Amount taken: extensive copying of “the original’s basic plotline, characters, and setting, and, to a lesser extent, its jokes and themes.” But a parodist is entitled to take the “heart”—“the roommates’ living arrangement, basic personalities, location, and the like.” DLT also argued that 3C copied many minor, unnecessary elements: “Chrissy/Connie being a minister’s daughter; Jack/Brad is a chef-­in-training; Linda/Janet working in a flower shop,” and sequences from particular episodes, such as “the female roommates’ mixing together unfinished wine bottles the morning after their original roommate’s going-away party; Janet/Linda suggesting that Jack/Brad go see an ‘art­house movie’; and various innuendo- laden dialogue between Jack/Brad and Chrissy/Connie which lead other characters to believe the two are sexually involved.” This constituted copying not just of Three’s Company’s heart, “but also its metaphorical appendages.”  That weighed against fair use, but had to be evaluated in light of the first and fourth factors, and was comparatively less important.
 
Market effect: There’s no protectable market for criticism.  DLT argued that 3C diminished “the novelty of, and the market for, a potential stage adaptation of Three’s Company,” and fulfilled the same demand.  DLT cited a review of 3C specifically referring to the play as “three’s company, too-oo!”  Nope.  Salinger, cited by DLT, involved a work “meant to be a sequel of the original, which is not the case here.” And that very review referred to 3C as “deconstruction” of the popular television show.
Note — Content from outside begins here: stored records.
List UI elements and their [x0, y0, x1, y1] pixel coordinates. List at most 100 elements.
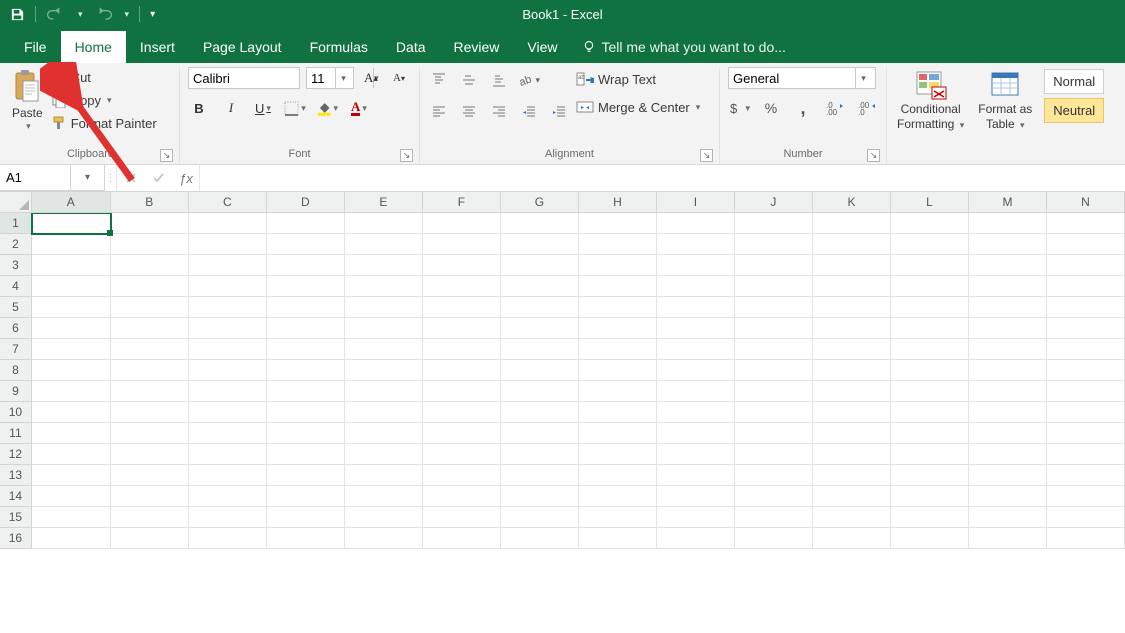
- tab-page-layout[interactable]: Page Layout: [189, 31, 296, 63]
- cell[interactable]: [579, 339, 657, 360]
- cell[interactable]: [345, 234, 423, 255]
- accounting-format-button[interactable]: $▾: [728, 97, 750, 119]
- cell[interactable]: [189, 528, 267, 549]
- cell[interactable]: [501, 402, 579, 423]
- style-neutral[interactable]: Neutral: [1044, 98, 1104, 123]
- cell[interactable]: [969, 486, 1047, 507]
- cell[interactable]: [501, 234, 579, 255]
- cell[interactable]: [111, 381, 189, 402]
- cell[interactable]: [345, 402, 423, 423]
- cell[interactable]: [345, 423, 423, 444]
- cell[interactable]: [1047, 213, 1125, 234]
- cell[interactable]: [111, 213, 189, 234]
- cell[interactable]: [735, 339, 813, 360]
- cell[interactable]: [32, 339, 111, 360]
- enter-formula-button[interactable]: [145, 165, 173, 191]
- cell[interactable]: [969, 276, 1047, 297]
- cell[interactable]: [813, 255, 891, 276]
- tab-formulas[interactable]: Formulas: [296, 31, 382, 63]
- chevron-down-icon[interactable]: ▾: [335, 68, 351, 88]
- cell[interactable]: [111, 402, 189, 423]
- cell[interactable]: [189, 318, 267, 339]
- cell[interactable]: [501, 507, 579, 528]
- name-box[interactable]: ▾: [0, 165, 105, 191]
- cell[interactable]: [111, 318, 189, 339]
- row-header[interactable]: 12: [0, 444, 32, 465]
- cell[interactable]: [891, 339, 969, 360]
- font-name-combo[interactable]: ▾: [188, 67, 300, 89]
- cell[interactable]: [501, 339, 579, 360]
- cell[interactable]: [1047, 381, 1125, 402]
- cell[interactable]: [1047, 318, 1125, 339]
- cell[interactable]: [969, 423, 1047, 444]
- cell[interactable]: [501, 465, 579, 486]
- cell[interactable]: [657, 318, 735, 339]
- cell[interactable]: [735, 297, 813, 318]
- cell[interactable]: [189, 297, 267, 318]
- cell[interactable]: [813, 465, 891, 486]
- row-header[interactable]: 7: [0, 339, 32, 360]
- cell[interactable]: [501, 297, 579, 318]
- italic-button[interactable]: I: [220, 97, 242, 119]
- cell[interactable]: [579, 360, 657, 381]
- row-header[interactable]: 5: [0, 297, 32, 318]
- cell[interactable]: [189, 213, 267, 234]
- cell[interactable]: [579, 213, 657, 234]
- cell[interactable]: [579, 234, 657, 255]
- cell[interactable]: [891, 297, 969, 318]
- cell[interactable]: [32, 381, 111, 402]
- cell[interactable]: [891, 486, 969, 507]
- cell[interactable]: [891, 402, 969, 423]
- column-header[interactable]: E: [345, 192, 423, 213]
- cell[interactable]: [891, 423, 969, 444]
- wrap-text-button[interactable]: ab Wrap Text: [576, 69, 700, 89]
- cell[interactable]: [111, 255, 189, 276]
- cell[interactable]: [501, 423, 579, 444]
- cell[interactable]: [111, 507, 189, 528]
- cell[interactable]: [735, 444, 813, 465]
- customize-qat-icon[interactable]: ▾: [150, 9, 155, 20]
- cell[interactable]: [189, 423, 267, 444]
- formula-bar-grip[interactable]: ⋮: [105, 165, 117, 191]
- cell[interactable]: [189, 234, 267, 255]
- cell[interactable]: [579, 444, 657, 465]
- redo-icon[interactable]: [93, 7, 113, 21]
- cell[interactable]: [891, 213, 969, 234]
- cell[interactable]: [423, 444, 501, 465]
- cell[interactable]: [1047, 528, 1125, 549]
- cell[interactable]: [813, 276, 891, 297]
- column-header[interactable]: F: [423, 192, 501, 213]
- cell[interactable]: [579, 297, 657, 318]
- fill-color-button[interactable]: ▾: [316, 97, 338, 119]
- cell[interactable]: [891, 318, 969, 339]
- cell[interactable]: [735, 507, 813, 528]
- cell[interactable]: [1047, 465, 1125, 486]
- cell[interactable]: [423, 402, 501, 423]
- cell[interactable]: [657, 234, 735, 255]
- cell[interactable]: [657, 465, 735, 486]
- cell[interactable]: [1047, 402, 1125, 423]
- conditional-formatting-button[interactable]: Conditional Formatting ▾: [895, 67, 966, 133]
- cell[interactable]: [657, 381, 735, 402]
- cell[interactable]: [189, 276, 267, 297]
- cell[interactable]: [1047, 507, 1125, 528]
- cell[interactable]: [423, 507, 501, 528]
- bold-button[interactable]: B: [188, 97, 210, 119]
- cell[interactable]: [501, 528, 579, 549]
- row-header[interactable]: 3: [0, 255, 32, 276]
- copy-button[interactable]: Copy ▾: [51, 90, 157, 110]
- cell[interactable]: [657, 255, 735, 276]
- cell[interactable]: [423, 318, 501, 339]
- cell[interactable]: [267, 255, 345, 276]
- cell[interactable]: [345, 381, 423, 402]
- row-header[interactable]: 15: [0, 507, 32, 528]
- font-size-input[interactable]: [307, 68, 335, 88]
- cell[interactable]: [189, 255, 267, 276]
- tab-home[interactable]: Home: [61, 31, 126, 63]
- cell[interactable]: [32, 213, 111, 234]
- column-header[interactable]: N: [1047, 192, 1125, 213]
- cell[interactable]: [111, 423, 189, 444]
- cell[interactable]: [735, 360, 813, 381]
- cell[interactable]: [267, 528, 345, 549]
- cell[interactable]: [32, 255, 111, 276]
Another review was titled “2 gals, a guy and Chekhov in play ‘3C’,” and observed:
 
If a surreal, downbeat inversion of a cheery 1970’s sitcom sounds intriguing, then you and your therapist will probably want to see... “3C.” Adjmi has imagined how Chekhov (and maybe Wile E. Coyote) would handle a classic American television situation comedy, based on the lighthearted “Three’s Company.” He’s reworked the original fluffy good humor into deep dysthymia and near-suicidal depression, using absurdism and existentialism overdosed with Chekhovian angst.
 
“[T]he Court is quite sure that a viewing of Three’s Company does not require one’s therapist.”  There was no potential market substitution.
 
The most important consideration was the “distinct” nature of the works, which was “patently obvious.”  “The law is agnostic between creators and infringers, favoring only creativity and the harvest of knowledge.”  That meant a fair use finding here.

3 comments:

Anonymous said...

Is it worth noting that Three's Company was a remake of an English sitcom, Man About the House? - GK

RT said...

The court does note it--I omitted it.

Bruce Boyden said...

Interesting. Everything old is new again; this sort of court-conducted inquiry into the similarity of the two works in content and meaning after little to no discovery is exactly how dramatic work infringement cases were resolved in equity, before the Federal Rules of Civil Procedure intervened, e.g. the district court opinion in Nichols. It's just shifted doctrinal buckets.